Perlite Events, Trends and Issues (U.S. Geological Survey, Mineral Commodity Summaries, January 2005). “Production of domestic perlite increased about 3% compared with that of 2003. This increase was the first since 1999 after having dropped nearly 27% between 2000 and 2003. Imports decreased about 22% compared with the record-high levels reached in 2003. Domestic apparent consumption dropped about 6% compared to 2003, continuing a trend that began in 2001. Since 2000, domestic apparent consumption has dropped about 18%. Consumption has declined mainly because of a continued decrease in the demand for perlite used in construction-related materials. The cost of rail transportation from the mines in the Western United States to some areas of the Eastern United States continued to burden domestic perlite with strong cost disadvantages compared with Greek imports. However, U.S. perlite exports to Canada partially offset losses from competition with imports in Eastern U.S. markets. Perlite mining generally takes place in remote areas, and its environmental impact is not severe. The mineral fines, overburden, and reject ore produced during ore mining and processing are used to reclaim the mined-out areas, and, therefore, little waste remains. Airborne dust is captured by baghouses, and there is practically no runoff that contributes to water pollution.” Read the complete report at http://minerals.usgs.gov/minerals/pubs/commodity/perlite/perlimcs05.pdf.
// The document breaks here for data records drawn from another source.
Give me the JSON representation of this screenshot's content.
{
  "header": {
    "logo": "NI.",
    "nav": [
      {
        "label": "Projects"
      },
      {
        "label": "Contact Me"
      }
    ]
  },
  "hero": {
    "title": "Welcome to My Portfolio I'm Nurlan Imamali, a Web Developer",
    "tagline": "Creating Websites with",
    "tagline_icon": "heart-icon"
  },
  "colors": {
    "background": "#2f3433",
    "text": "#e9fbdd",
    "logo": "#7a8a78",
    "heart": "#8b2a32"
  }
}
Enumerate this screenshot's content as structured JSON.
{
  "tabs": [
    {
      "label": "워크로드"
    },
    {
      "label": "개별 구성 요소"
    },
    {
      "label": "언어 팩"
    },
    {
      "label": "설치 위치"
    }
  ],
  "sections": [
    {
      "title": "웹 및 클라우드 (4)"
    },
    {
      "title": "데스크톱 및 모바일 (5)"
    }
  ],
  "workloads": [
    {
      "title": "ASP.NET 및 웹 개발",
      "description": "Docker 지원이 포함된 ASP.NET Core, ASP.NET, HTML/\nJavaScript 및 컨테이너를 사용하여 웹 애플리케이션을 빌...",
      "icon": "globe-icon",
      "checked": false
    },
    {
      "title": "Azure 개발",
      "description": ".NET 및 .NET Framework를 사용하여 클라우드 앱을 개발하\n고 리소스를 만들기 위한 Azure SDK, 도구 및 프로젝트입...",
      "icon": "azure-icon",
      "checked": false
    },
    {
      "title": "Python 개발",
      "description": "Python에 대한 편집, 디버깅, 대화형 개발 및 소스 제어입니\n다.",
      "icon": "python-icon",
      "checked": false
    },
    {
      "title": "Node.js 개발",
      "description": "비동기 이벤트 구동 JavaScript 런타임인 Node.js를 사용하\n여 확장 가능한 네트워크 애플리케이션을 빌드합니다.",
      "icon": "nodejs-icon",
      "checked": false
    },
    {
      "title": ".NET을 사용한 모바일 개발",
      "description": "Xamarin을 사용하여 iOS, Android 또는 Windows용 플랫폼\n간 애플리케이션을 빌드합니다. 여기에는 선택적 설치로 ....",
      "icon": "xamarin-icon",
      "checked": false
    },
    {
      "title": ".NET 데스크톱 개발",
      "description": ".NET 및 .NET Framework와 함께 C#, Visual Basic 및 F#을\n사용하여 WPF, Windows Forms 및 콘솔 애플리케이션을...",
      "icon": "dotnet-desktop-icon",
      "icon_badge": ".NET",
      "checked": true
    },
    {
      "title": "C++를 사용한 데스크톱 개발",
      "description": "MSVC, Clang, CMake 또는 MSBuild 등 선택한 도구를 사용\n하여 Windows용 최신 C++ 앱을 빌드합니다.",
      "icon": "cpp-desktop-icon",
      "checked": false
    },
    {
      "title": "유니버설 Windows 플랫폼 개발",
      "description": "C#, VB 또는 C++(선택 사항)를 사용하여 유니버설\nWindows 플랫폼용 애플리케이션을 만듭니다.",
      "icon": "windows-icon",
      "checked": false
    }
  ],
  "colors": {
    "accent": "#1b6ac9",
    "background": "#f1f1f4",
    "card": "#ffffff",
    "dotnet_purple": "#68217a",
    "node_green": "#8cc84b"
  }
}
How will you fund your retirement? asks Hoard’s Dairyman (Jan. ’05). The article offers a number of tips, including, “Don’t rely solely on Social Security as a big chunk of retirement income in years ahead. . . . Start early, but it’s never too late. . . . Consider today’s tax consequences. . . . Pick a plan or plans (the article includes a chart comparing traditional IRA, Roth IRA, SEP IRA, and SIMPLE IRA).” The author notes, “The plans outlined above are the vehicles you use to set up a retirement plan. How you invest that money—how you drive that vehicle—is another question. . . . For all the plans, you can put the money in savings accounts, money markets, bonds or bond funds, stocks or mutual funds, insurance annuities, or in any combination of the above. . . . With all of the choices and consequences, it’s best to get professional advice to review your current retirement plans or to help you set up a new one. . . . Financial advisors generally charge one of three ways—a fee for their service, a commission on sales of investments, or a percentage of assets.”